Ulm / BERND RINDLE Brüder, zum Tresen, zur Freizeit, äh . . . zur Macht, beziehungsweise zum Mandat. Nachdem "Die Partei" mit ihrem Gründer Martin Sonneborn einen sitzen hat im Europaparlament, sahen auch Ulmer Realsatiriker die Zeit für die Gründung eines Kreisverbands gekommen.

"Die Freie Reichsstadt hat es verdient, eine Ortsgruppe zu bekommen", machte Initiator Gerhard Neuberger deutlich und kündigte politische Umwälzungen an: "Die Machtübernahme steht kurz bevor."

Vor zehn Jahren haben "Titanic"-Redakteure die "Partei für Arbeit, Rechtsstaat, Tierschutz, Elitenförderung und basisdemokratische Initiative" ins Leben gerufen, die seitdem nimmermüde reale Politik simuliert und inhaltsleere Phrasen der Polit-Szene mit eigenen Null-Aussagen karikiert.
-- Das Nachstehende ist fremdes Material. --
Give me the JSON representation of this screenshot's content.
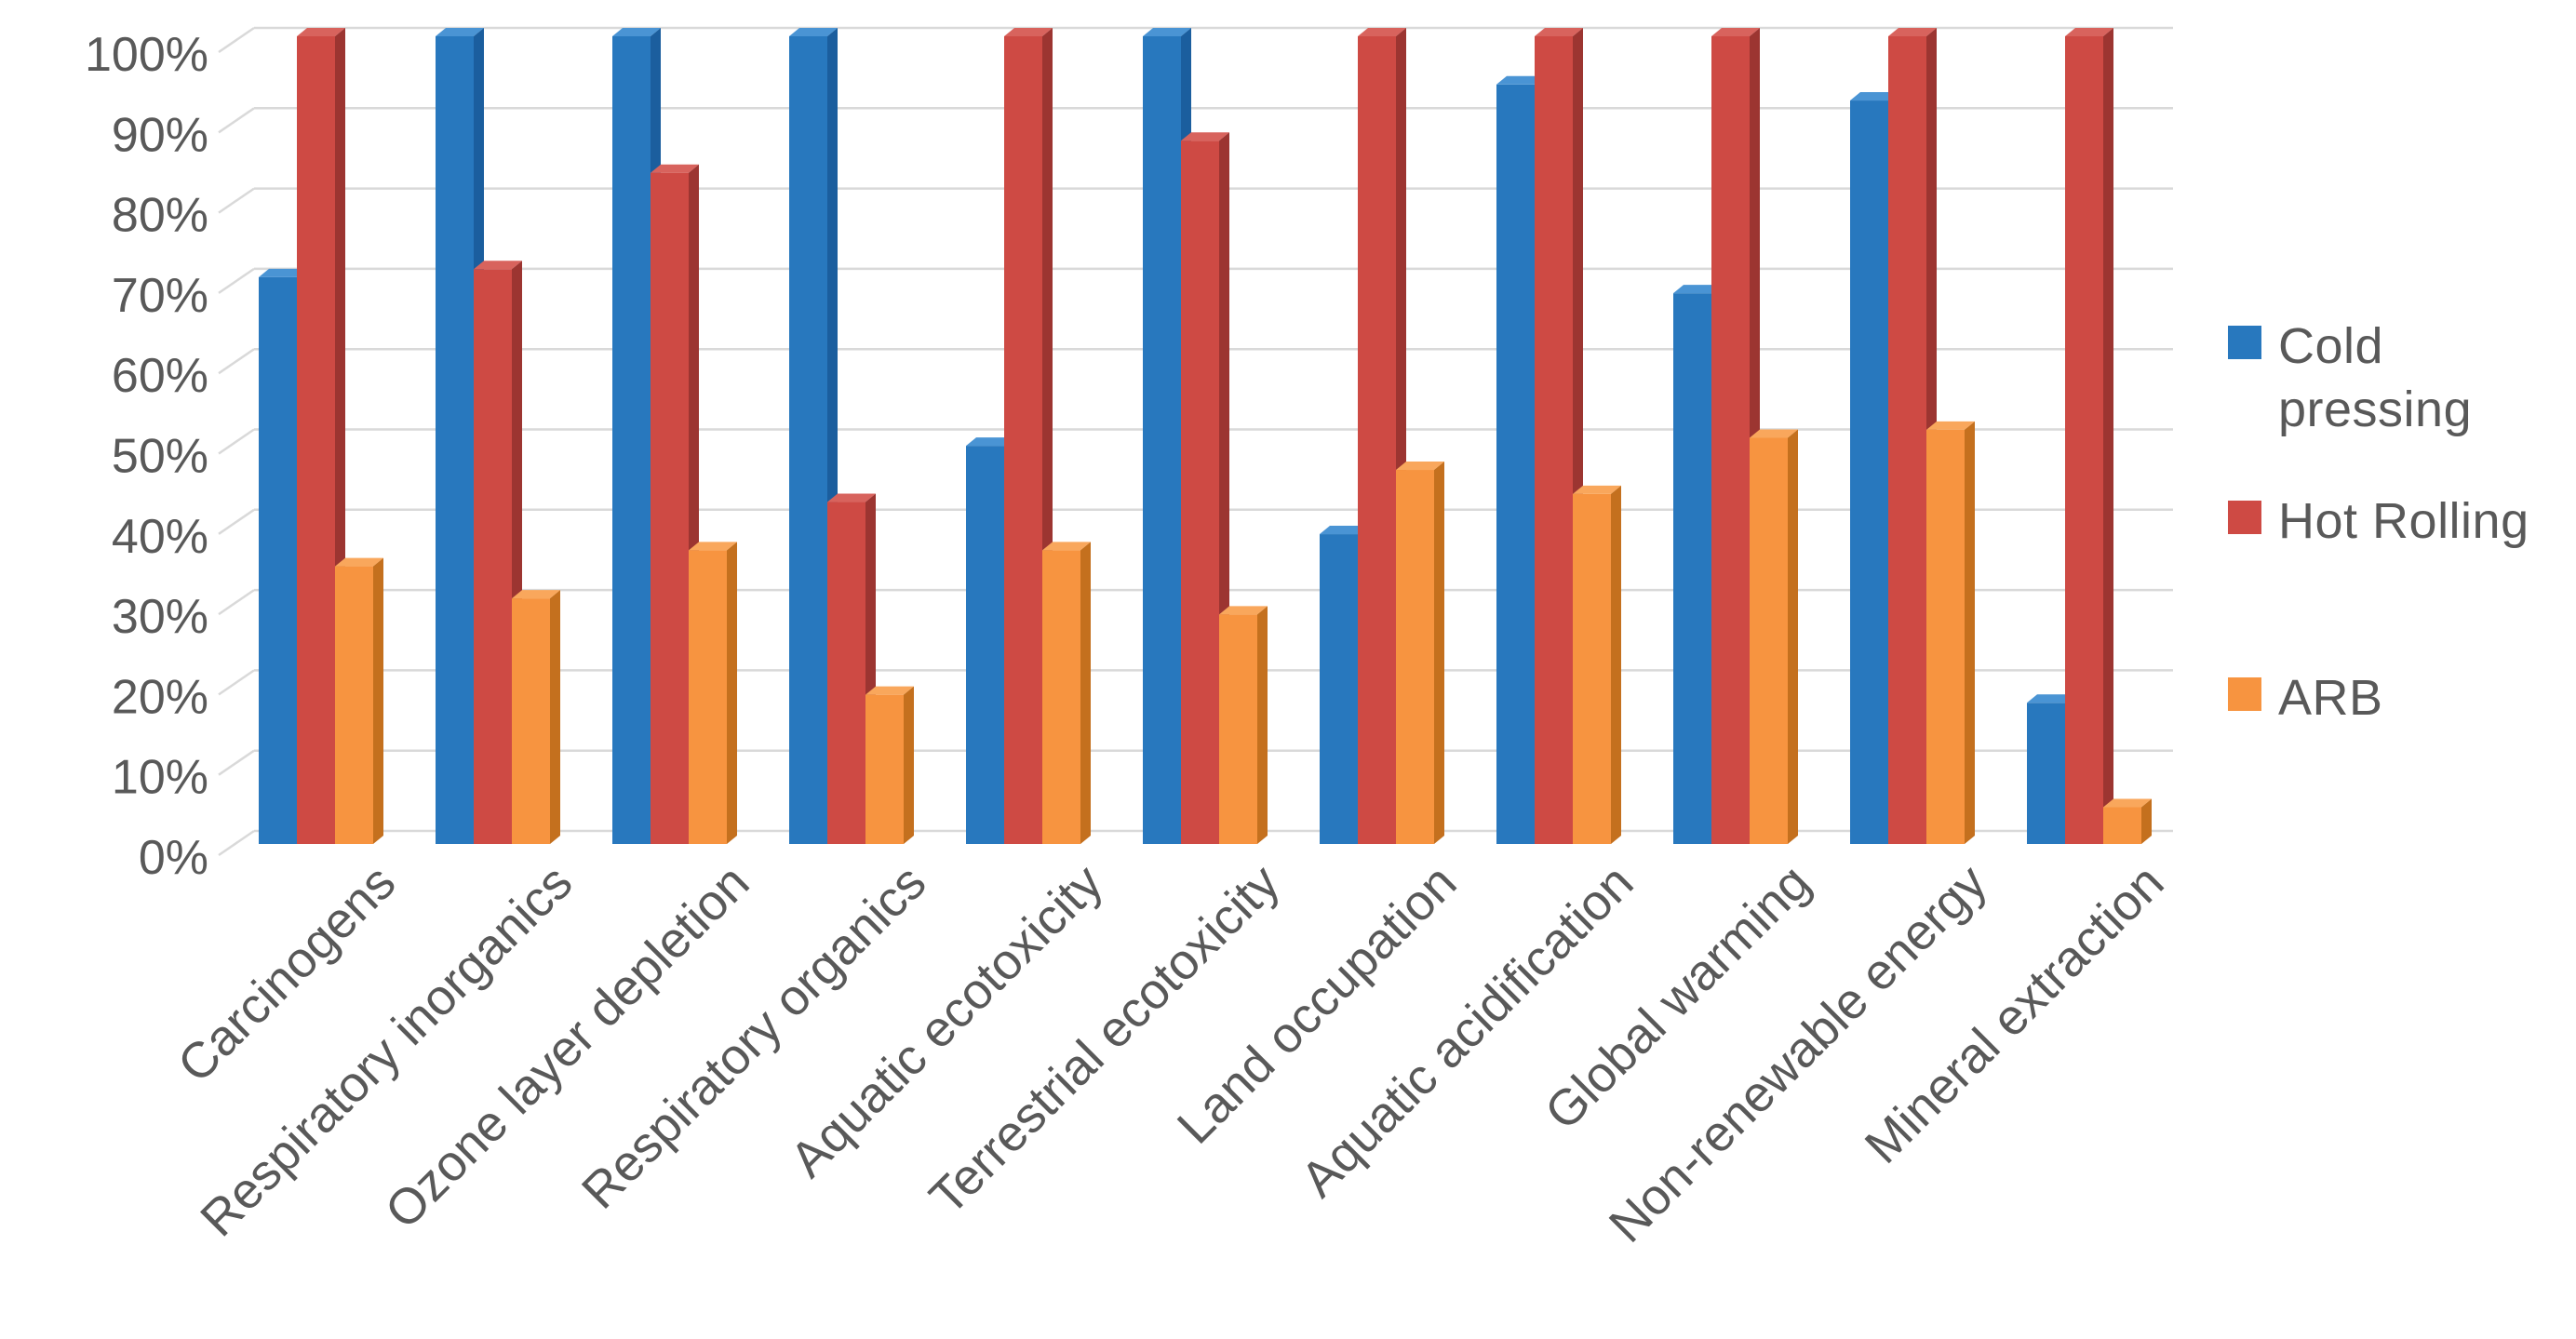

Die "Einführung der Faulenquote" gehört ebenso zum Basisprogramm, wie die "Abschaffung der Sommerzeit", damit man jedes Jahr eine Stunde länger ausschlafen kann. Auf Plakaten mahnt "Die Partei" zur Disziplin an der Bierflasche ("Oettinger stürzen") oder wagt sich mit ihrem eigenen "Wachturm" auf religiöses Terrain: "Wir zeugen Jehovas".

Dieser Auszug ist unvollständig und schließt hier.